Likewise, there are some notable provisions within the bill that could affect nonprofit, not-for-profit and other tax-exempt organizations across the board.
Now is a critical time for tax-exempt leaders to understand the potential impacts that OBBBA could have on their organizations' tax responsibilities and tax-planning strategies. In doing so, you can better prepare for the changes ahead and potentially explore options to reduce your organizational tax burden when it comes time to file in 2026 and beyond.
So, what are some of the key stipulations of OBBBA that could impact organizations that are currently tax-exempt under 501(c)(3) status?
Meanwhile, tax-exempt charitable organizations should also brace for changes to donations. At the individual level, for example, a new 0.5% floor on itemized deductions has been introduced—which means individuals who itemize can only deduct charitable contributions exceeding 0.5% of their adjusted gross income (AGI). As a result, some individuals may be deterred from donating to charitable organizations, which could affect fundraising efforts. Qualified charitable distributions that satisfy required minimum distributions are not subject to the 0.5% AGI floor.
New requirements are also being imposed when it comes to charitable giving at the corporate level. Specifically, OBBBA includes provisions that require businesses to donate a minimum of 1% of their taxable income in order for those contributions to be tax-deductible. In some cases, this might increase charitable giving—but for some corporations, donations may be discouraged completely.
Combine all of this with the increased standard deduction beginning with the 2025 tax year, and it's likely that more Americans will begin taking the standard deduction rather than itemizing their deductions. Unfortunately, this could reduce the incentive to make charitable contributions, which could have a further negative effect on tax-exempt charitable organizations. This is something that organizations will need to plan for in the years ahead, potentially exploring other avenues for fundraising and other continued support.
Effective starting in 2026, non-itemizers who take the standard deduction can still claim a deduction for cash contributions of up to $1,000 ($2,000 for a joint return). Non-cash contributions are not deductible if you take the standard deduction. This is a positive and would incentivize charitable giving.
The ability to deduct cash contributions up to 60% of adjusted gross income to public charities is made permanent. The 60% was set to expire at the end of 2025 and go back to 50%. Another positive incentive for additional charitable giving.
Although this provision will only affect certain private colleges and universities, it is worth noting because of its significant change from previous tax laws. Specifically, under OBBBA, larger universities could face tax rates of up to 8% on endowments, with specific tax rates varying based on the size of the endowment. Previously, this was a flat tax at a rate of just 1.4% on a school's net investment income.
As a result of this change, some private colleges and universities could face much higher taxes in 2025 and beyond—so they should plan accordingly for this increase in liability that could affect funding in other areas.
Finally, OBBBA has expanded the existing 21% excise tax on organizational salaries exceeding $1 million to include all employees (rather than just the five highest-paid employees under previous law). As a result, organizational leaders making more than $1 million will automatically face a 21% excise tax on all compensation exceeding that amount.

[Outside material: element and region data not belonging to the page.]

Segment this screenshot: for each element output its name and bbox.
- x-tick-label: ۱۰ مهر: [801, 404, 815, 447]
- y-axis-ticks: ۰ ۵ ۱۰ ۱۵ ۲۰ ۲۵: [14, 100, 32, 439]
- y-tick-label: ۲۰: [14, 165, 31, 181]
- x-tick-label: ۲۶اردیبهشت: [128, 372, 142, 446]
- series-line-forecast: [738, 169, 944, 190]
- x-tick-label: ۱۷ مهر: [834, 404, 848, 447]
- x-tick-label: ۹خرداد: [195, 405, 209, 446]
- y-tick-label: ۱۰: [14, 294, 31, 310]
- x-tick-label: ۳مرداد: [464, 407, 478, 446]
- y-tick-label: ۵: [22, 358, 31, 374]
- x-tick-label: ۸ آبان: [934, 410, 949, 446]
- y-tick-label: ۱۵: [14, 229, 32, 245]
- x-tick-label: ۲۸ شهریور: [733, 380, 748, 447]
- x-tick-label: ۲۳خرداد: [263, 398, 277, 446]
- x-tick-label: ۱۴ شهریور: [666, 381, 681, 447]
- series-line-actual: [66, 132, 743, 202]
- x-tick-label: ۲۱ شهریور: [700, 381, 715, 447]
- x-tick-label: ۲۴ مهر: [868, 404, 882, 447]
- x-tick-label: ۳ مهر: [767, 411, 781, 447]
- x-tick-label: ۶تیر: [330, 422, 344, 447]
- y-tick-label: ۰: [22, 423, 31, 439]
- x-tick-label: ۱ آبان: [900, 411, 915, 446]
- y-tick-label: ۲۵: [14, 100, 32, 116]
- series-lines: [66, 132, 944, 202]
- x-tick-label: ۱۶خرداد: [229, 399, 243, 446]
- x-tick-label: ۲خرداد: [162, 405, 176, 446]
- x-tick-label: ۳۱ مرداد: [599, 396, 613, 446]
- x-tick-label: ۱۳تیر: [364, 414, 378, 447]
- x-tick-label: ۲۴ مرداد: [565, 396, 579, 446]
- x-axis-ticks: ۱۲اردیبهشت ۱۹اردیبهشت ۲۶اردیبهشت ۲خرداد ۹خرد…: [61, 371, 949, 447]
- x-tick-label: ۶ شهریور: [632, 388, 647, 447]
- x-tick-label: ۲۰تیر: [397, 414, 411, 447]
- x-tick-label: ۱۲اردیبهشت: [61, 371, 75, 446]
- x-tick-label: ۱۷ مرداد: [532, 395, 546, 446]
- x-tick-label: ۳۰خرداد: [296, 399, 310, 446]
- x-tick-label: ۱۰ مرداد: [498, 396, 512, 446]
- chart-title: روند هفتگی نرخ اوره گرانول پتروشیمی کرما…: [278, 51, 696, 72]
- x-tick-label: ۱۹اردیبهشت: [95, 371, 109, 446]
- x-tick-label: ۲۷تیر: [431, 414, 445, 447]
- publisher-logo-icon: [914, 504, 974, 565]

How might this affect tax-exempt organizations? With increased employment costs for individuals making more than $1 million per year, some organizations may be forced into revisiting pay structures, salaries and benefits for their leaders as a means of mitigating the effects of excise tax. However, it is worth noting that this change in excise tax doesn't go into effect until the 2026 tax year, giving organizations some additional time to plan and prepare.
In 2026, the estate and lifetime gift tax exemption will be permanently set at $15 million for single filers and $30 million for married couples filing jointly, indexed for inflation going forward, while charitable nonprofits will still play a role in helping reduce estate and lifetime tax liability through donations.
With OBBBA now in full effect, leaders of tax-exempt organizations need to make it a priority to learn what's included in the bill that could affect their tax planning and operations moving forward. Some of the changes under OBBBA may be advantageous for tax-exempt organizations (including some of the charitable giving incentives), whereas others could be problematic (including broader excise taxes on salaries and higher taxes on university endowments). Regardless, by knowing what's gone into effect and how it could impact your organization, you can plan accordingly and file with confidence.
During these times of change, organizational leaders are also encouraged to check in with their financial advisors and professional tax planners. This can be a great way to receive tailored insights and guidance regarding the many ways in which OBBBA could affect your organization, as well as practical tax-planning strategies to protect your long-term vision and mission.